Google hat diesen Monat damit begonnen, künstliche Intelligenz in seinen Gmail-Dienst zu integrieren und eine Reihe von Tools eingeführt, die die E-Mail-Verwaltung und -Erstellung optimieren sollen. Dieser Schritt spiegelt die frühere Integration von KI in die Google-Suchmaschine wider, wo KI-generierte Antworten oben in den Suchergebnissen angezeigt werden.
Zu den neuen Gmail-Funktionen, die auf generativer KI basieren, gehört die Möglichkeit, E-Mails mithilfe von natürlichsprachlichen Fragen zu durchsuchen. Ein Benutzer könnte beispielsweise "Wie heißt der Personalvermittler, den ich letzten Monat getroffen habe?" eingeben, um relevante Korrespondenz zu finden. Google testet außerdem ein neues Inbox-Format, das im Laufe dieses Jahres veröffentlicht werden soll und automatisch To-Do-Listen auf der Grundlage von in E-Mails erwähnten Aufgaben erstellt. Darüber hinaus umfasst das Update Tools zur Unterstützung beim Schreiben, wie z. B. eine automatische Rechtschreibprüfung und einen Antwortgenerator. Einige dieser Funktionen sind kostenlos verfügbar, während andere ein kostenpflichtiges Abonnement erfordern.
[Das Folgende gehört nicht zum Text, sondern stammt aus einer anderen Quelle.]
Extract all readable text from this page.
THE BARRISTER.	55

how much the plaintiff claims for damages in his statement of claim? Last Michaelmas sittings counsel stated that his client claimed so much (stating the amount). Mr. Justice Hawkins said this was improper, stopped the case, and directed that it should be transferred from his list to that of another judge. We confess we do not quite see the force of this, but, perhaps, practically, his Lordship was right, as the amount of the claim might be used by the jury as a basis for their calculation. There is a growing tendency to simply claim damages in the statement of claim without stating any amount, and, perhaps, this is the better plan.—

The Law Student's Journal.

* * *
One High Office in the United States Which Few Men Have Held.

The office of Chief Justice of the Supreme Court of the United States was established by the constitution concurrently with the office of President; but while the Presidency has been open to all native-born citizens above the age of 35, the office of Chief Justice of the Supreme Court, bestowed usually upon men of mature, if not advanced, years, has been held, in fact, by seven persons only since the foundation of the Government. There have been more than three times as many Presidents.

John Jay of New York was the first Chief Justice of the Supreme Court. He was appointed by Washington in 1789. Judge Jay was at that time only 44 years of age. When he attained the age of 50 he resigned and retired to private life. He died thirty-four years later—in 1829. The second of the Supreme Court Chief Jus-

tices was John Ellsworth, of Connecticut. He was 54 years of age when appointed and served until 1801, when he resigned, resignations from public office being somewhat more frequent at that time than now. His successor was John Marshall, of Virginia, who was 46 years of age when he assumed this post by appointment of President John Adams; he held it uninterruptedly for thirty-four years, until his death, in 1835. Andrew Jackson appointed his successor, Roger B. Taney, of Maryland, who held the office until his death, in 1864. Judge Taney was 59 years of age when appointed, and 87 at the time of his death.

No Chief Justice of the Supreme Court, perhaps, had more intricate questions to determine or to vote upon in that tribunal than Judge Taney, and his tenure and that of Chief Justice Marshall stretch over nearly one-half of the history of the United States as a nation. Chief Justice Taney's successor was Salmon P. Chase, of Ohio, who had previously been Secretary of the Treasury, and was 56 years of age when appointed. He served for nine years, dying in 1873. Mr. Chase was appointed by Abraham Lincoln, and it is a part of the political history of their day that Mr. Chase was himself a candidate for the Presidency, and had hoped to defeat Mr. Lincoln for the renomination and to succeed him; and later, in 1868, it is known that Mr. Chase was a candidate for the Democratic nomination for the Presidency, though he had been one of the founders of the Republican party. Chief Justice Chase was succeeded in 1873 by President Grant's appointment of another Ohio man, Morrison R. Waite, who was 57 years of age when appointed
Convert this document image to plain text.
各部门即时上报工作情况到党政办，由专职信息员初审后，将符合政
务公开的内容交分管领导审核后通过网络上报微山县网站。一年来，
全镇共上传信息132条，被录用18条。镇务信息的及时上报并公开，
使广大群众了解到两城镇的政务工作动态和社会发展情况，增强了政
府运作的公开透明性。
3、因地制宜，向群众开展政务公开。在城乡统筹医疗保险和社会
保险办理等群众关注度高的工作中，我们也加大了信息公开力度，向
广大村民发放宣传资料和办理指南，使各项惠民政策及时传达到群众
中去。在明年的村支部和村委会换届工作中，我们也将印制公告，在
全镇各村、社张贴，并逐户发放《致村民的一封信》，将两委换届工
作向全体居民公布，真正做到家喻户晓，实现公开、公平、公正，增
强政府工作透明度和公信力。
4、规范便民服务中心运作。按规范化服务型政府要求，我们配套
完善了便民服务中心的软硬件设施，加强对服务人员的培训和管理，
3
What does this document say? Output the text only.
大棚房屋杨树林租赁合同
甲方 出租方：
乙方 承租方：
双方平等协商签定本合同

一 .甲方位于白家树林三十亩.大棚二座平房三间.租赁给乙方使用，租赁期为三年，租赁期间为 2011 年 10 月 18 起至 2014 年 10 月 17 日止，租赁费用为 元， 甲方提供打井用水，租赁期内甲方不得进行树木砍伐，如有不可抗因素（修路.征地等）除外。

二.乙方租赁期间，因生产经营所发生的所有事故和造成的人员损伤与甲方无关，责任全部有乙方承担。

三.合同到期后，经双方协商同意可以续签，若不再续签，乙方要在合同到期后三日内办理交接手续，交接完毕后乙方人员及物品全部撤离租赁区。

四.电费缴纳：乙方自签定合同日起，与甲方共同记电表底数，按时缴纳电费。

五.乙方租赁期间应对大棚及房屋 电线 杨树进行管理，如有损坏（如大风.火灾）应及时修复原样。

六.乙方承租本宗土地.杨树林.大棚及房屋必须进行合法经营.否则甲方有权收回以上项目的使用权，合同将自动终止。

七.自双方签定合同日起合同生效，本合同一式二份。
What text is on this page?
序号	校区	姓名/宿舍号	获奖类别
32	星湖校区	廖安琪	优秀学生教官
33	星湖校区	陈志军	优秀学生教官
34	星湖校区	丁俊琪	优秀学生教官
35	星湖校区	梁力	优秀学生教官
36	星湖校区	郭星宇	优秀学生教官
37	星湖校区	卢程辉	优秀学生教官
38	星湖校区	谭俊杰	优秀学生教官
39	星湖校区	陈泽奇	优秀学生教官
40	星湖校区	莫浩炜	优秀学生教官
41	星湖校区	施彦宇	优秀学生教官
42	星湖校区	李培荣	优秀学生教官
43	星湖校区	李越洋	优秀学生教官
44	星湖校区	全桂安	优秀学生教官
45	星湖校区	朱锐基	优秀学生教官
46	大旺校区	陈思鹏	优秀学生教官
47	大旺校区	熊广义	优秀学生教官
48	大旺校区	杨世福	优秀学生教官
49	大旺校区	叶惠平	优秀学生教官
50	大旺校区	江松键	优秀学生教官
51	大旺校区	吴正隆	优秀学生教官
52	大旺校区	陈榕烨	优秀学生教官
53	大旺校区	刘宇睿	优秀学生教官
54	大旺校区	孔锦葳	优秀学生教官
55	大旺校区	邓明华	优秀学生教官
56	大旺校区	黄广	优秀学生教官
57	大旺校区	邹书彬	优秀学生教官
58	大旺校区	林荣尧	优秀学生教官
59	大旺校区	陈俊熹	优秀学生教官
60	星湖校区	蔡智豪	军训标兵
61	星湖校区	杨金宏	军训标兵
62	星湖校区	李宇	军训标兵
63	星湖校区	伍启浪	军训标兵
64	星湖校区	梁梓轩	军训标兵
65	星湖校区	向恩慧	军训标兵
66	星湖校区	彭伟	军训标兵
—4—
Generative KI, die Technologie, die diesen neuen Tools zugrunde liegt, ist eine Art künstliche Intelligenz, die in der Lage ist, neue Inhalte wie Text, Bilder oder Audio zu erstellen. Sie lernt aus riesigen Mengen vorhandener Daten und nutzt dieses Wissen dann, um originelle Ergebnisse zu generieren. Chatbots wie ChatGPT sind Paradebeispiele für generative KI in Aktion.
Die Einführung von KI in Gmail könnte die Art und Weise, wie Menschen mit E-Mails interagieren, erheblich verändern, einer Kommunikationsmethode, die seit Jahrzehnten weitgehend unverändert geblieben ist. Bei breiter Akzeptanz könnten diese KI-Tools die Art und Weise verändern, wie Benutzer ihre Posteingänge verwalten und Nachrichten verfassen, was potenziell die Effizienz steigert und den Zeitaufwand für E-Mail-bezogene Aufgaben reduziert.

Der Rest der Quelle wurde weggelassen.